Sending the Wrong Message
Although many people receive most of their income from tips, that doesn’t mean you should reward someone who provides horrible service. Just like you would probably tip more for exceptional service, you should tip less for poor service. Otherwise you could be telling the person working that their behavior is acceptable, and sometimes it just isn’t. For example, if your waiter is rude to you, is extremely inattentive, or doesn’t seem to listen to you, and there is no good explanation (like a really busy night when they are completely overwhelmed) then you shouldn’t tip them 20 percent. That sends the wrong message, and it’s a waste of your money.
Tipping the Wrong People
This particular tipping mistake is a hard one to avoid, and is more about your budget than anything else. There’s usually nothing wrong with tipping someone when it isn’t necessary; in general, you will just be making that person’s day better. However, there are some cases in which you might make the person uncomfortable, or you could even potentially get them in trouble if they accept a tip and doing so is against company policy. If you eat out at a restaurant where you order your food ahead of time and then sit, but no one waits on you (and you put your own dishes up, and there’s no tipping jar available) that’s usually a good indication that you don’t need to tip. Some tour companies encourage tour guides not to accept tips. Many people do not regularly tip the people who clean their homes, and instead they give bigger gifts during the holidays.

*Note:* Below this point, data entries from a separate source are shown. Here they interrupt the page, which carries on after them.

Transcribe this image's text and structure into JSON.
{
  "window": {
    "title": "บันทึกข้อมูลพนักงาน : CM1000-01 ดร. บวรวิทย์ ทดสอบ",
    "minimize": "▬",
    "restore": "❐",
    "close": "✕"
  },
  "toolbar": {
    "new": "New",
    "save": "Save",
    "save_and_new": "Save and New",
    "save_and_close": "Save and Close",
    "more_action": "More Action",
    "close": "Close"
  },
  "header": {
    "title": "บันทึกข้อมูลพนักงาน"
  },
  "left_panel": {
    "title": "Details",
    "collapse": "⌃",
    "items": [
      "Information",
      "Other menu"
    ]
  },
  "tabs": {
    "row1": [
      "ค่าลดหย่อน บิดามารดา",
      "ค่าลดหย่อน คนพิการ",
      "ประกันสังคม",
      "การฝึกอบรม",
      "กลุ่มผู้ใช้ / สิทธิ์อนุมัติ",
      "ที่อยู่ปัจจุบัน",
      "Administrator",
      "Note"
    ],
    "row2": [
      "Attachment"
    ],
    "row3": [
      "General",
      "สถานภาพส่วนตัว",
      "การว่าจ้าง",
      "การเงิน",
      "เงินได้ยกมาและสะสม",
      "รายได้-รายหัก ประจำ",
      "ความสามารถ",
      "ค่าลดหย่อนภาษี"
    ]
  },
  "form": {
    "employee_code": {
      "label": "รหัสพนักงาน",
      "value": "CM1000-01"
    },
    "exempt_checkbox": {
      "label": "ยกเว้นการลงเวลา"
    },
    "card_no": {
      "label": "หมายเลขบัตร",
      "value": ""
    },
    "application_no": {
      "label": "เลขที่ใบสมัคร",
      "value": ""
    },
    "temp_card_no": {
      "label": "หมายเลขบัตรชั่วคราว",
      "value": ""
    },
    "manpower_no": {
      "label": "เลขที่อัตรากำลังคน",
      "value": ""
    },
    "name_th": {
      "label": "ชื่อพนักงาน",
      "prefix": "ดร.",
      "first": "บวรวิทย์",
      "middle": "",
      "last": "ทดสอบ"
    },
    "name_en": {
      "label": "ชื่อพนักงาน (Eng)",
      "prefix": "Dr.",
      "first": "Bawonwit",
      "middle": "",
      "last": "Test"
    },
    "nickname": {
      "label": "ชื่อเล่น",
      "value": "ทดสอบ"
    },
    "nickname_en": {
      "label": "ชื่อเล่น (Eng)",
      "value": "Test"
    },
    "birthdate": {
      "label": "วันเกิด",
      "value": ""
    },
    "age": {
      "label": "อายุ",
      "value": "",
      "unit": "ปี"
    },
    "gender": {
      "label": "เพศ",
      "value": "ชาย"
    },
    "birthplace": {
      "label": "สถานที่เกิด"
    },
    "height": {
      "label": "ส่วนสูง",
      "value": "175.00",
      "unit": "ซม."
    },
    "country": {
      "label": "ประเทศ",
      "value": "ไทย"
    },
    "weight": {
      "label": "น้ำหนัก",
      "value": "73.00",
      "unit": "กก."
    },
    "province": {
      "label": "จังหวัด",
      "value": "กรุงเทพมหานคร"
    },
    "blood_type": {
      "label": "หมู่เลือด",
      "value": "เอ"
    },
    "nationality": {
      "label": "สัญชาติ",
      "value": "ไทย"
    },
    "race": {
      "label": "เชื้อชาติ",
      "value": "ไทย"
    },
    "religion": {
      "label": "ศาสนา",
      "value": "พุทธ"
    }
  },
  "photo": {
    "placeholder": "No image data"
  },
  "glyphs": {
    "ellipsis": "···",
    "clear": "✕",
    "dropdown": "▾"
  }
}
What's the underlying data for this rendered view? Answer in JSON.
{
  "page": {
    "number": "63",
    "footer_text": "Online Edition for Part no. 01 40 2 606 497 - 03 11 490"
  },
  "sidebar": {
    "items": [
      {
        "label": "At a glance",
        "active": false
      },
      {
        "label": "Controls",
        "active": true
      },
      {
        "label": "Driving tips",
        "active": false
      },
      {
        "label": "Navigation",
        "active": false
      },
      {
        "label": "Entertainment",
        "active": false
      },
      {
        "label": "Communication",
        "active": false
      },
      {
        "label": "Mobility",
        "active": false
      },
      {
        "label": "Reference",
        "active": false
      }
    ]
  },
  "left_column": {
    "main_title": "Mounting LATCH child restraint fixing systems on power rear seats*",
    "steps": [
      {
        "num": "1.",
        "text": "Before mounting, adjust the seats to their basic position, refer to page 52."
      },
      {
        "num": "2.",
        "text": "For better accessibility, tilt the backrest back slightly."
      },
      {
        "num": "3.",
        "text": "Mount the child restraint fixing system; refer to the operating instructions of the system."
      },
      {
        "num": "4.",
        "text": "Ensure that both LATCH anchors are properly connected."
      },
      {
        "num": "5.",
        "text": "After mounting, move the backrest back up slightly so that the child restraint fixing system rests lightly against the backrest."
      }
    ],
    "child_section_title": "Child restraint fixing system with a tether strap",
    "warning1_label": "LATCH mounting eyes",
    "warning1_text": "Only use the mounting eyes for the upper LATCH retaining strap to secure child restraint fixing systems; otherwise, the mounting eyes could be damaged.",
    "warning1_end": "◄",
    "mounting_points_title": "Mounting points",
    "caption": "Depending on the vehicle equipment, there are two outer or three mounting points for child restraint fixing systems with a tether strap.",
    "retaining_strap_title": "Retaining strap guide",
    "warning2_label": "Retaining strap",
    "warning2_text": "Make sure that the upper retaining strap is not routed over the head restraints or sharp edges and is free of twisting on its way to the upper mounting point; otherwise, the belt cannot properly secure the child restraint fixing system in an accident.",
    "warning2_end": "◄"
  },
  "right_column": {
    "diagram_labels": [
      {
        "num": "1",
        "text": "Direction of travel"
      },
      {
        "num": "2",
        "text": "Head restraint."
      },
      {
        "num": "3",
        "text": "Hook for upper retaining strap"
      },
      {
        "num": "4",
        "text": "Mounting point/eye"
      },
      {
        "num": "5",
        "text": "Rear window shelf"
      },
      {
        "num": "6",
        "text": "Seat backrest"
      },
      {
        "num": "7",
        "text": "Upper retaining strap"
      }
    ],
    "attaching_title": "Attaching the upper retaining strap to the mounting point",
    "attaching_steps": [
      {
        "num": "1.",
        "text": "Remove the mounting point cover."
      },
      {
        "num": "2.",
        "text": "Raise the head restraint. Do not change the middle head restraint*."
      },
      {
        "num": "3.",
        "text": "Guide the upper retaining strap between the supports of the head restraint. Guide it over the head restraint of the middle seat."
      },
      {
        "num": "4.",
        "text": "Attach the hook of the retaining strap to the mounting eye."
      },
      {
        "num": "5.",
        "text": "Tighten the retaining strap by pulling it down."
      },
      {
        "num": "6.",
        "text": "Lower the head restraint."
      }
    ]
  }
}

Assuming That Tipping Abroad Is The Same
You know what they say about assuming. Before you go on vacation or a business trip to another country, be sure to research the appropriate tipping rules or suggestions for that country. If you don’t research ahead of time, you risk wasting money, or potentially offending someone. APRIL International has information on tipping habits across the world. The standard tip at restaurants appears to be 10 to 20% in many countries, and a similar tip is suggested for bartenders and cab drivers. Tipping at gas stations is also suggested in some countries. In many Asian countries, tipping isn’t usually necessary, and can even be considered insulting.
Not Considering Other Gifts
There are many people in our lives who we want to thank for their hard work, but sometimes a cash tip isn’t the correct way to go about it. While gift cards and cash might seem interchangeable, there are circumstances when they most definitely are not. For example, you probably don’t want to give your boss cash, even for a birthday or for Boss’s Day. And rather than giving teachers cash, class gifts or individual gift cards are more suitable choices.